Discourse is not getting much use, but we are not contemplating abandoning it as the public forum and knowledge base for use by WikiWe members. Meanwhile we continue to use Signal for agreements (e.g. charters and compacts), which should continue to remain the case. Signal has a huge advantage in being very well established and absolutely free to use, not to mention its security and privacy features, and inherent p2p architecture.

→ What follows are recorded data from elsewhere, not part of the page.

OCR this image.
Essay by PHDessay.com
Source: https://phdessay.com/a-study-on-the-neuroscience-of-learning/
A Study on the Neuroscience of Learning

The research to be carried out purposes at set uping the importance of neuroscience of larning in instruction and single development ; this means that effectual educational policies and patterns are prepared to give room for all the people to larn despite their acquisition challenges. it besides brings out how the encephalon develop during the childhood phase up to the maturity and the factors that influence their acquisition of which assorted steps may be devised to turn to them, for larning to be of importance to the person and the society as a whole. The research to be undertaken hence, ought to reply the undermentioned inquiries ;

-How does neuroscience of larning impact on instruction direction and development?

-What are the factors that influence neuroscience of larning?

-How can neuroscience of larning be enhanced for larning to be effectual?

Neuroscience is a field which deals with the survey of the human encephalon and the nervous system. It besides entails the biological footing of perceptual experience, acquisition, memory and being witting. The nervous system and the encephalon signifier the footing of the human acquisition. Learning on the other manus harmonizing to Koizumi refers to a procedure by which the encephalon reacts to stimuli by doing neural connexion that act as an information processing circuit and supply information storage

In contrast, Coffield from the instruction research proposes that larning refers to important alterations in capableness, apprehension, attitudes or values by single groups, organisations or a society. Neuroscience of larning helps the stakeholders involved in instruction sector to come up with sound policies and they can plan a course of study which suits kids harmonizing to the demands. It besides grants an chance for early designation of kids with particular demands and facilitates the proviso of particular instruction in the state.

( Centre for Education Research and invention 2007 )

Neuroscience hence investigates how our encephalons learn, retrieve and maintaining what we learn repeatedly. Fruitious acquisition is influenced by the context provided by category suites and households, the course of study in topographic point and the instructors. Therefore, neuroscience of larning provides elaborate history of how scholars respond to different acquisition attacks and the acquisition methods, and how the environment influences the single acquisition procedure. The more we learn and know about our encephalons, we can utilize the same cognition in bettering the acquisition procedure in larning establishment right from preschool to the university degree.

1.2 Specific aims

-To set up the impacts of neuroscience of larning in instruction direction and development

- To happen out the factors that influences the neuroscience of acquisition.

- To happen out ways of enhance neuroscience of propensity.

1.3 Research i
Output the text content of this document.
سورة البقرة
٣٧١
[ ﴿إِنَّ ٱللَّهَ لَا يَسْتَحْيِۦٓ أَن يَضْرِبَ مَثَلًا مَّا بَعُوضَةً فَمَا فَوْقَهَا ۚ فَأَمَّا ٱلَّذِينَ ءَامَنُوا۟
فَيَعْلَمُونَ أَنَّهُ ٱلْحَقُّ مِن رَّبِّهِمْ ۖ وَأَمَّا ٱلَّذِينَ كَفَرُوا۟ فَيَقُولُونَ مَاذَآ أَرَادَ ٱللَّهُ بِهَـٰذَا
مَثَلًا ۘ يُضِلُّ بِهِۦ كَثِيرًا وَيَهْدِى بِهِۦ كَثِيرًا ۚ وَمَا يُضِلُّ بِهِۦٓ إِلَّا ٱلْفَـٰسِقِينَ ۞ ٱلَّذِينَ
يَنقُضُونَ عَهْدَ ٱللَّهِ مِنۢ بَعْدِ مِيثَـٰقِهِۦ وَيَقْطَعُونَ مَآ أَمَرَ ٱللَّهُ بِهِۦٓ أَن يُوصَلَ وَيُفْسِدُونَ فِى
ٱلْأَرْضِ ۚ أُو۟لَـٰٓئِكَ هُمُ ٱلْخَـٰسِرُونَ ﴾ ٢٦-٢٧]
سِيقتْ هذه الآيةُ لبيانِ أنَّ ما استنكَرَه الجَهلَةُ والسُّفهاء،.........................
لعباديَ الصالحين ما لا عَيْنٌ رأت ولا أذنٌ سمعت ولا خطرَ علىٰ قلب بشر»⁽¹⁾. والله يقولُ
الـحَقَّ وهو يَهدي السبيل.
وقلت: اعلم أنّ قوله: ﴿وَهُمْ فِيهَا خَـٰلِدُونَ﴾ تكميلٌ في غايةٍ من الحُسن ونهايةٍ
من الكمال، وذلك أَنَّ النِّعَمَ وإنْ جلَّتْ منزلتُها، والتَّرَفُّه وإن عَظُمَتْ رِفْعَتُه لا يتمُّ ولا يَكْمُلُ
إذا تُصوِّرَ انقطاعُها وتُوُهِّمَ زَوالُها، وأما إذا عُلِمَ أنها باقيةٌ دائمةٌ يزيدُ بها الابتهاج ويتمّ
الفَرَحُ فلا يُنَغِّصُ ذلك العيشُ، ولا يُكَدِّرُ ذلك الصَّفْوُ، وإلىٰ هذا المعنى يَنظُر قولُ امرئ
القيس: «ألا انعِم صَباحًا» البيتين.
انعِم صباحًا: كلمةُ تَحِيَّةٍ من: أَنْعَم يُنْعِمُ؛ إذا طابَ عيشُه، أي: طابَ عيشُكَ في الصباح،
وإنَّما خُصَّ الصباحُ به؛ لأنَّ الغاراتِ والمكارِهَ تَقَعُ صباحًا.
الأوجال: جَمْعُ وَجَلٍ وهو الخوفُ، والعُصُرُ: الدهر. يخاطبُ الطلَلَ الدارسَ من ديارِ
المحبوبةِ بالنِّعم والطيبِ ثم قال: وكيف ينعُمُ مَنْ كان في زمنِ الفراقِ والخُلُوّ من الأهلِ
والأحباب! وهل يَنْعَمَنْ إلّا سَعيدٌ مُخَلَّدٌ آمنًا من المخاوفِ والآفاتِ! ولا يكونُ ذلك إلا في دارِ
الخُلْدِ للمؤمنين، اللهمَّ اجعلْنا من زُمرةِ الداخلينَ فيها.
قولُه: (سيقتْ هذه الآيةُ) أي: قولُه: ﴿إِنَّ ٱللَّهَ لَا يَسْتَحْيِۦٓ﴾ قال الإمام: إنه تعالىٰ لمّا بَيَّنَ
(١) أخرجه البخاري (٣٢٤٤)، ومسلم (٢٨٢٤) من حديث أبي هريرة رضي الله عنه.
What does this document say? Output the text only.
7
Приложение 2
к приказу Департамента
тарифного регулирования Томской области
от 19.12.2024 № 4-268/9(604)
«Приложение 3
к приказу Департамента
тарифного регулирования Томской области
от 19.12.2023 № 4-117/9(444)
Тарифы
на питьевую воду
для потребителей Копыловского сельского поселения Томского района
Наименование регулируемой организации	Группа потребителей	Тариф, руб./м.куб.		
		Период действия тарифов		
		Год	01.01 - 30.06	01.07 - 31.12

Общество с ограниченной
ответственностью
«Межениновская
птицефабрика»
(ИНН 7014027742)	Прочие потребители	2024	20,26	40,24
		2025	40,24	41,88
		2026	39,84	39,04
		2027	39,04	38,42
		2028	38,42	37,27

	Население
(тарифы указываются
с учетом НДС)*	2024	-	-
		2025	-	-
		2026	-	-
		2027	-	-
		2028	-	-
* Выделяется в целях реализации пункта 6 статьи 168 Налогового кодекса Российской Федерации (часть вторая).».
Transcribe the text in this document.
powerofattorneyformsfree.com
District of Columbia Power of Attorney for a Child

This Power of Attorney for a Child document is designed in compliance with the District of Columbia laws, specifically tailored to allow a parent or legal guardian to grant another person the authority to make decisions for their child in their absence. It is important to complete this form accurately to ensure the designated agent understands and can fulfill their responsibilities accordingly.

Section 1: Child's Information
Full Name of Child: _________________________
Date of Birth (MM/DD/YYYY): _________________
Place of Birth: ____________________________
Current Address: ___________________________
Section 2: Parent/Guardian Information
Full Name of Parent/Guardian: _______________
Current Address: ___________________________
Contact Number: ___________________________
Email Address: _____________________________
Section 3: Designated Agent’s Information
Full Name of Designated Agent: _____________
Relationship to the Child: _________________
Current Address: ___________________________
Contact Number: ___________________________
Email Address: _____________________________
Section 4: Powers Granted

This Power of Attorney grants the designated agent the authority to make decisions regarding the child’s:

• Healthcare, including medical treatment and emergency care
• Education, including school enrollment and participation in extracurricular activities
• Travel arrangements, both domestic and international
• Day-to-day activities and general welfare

That said, those same features mean that Signal cannot be used as a forum for all WikiWe members. Among other things, past posts in a chat cannot be viewed except by the members who originally received them. Therefore we have considered and/or tried alternatives as listed below:
- Notion: good for documents and data, expensive ($25/mo/user), centralized
- Obsidian: decentralized, good for Markdown docs, $4/mo/user, too complex for most users, still our choice for admins
- Minds: centralized but NOSTR and Web3 interoperable; has network and encrypted conversations; no user fees, fungible Minds token; wonky onboarding flow
- Slack: centralized, gold standard for messaging, expensive user fees
- Telegram: a Signal competitor, more features but less secure
- WhatsApp: another Signal competitor, better known but less secure
- Discord: a popular open source forum app, cheap or free hosting, a bit confusing to use with a cluttered interface
- Discourse: open source, sleeker interface than Discord, cheap or free hosting, also popular
Does WikiWe need centralized community platform at all? If so, which is best? Why is our Discourse platform getting so little use compared to Signal? Reply in this thread and make your thoughts and questions known!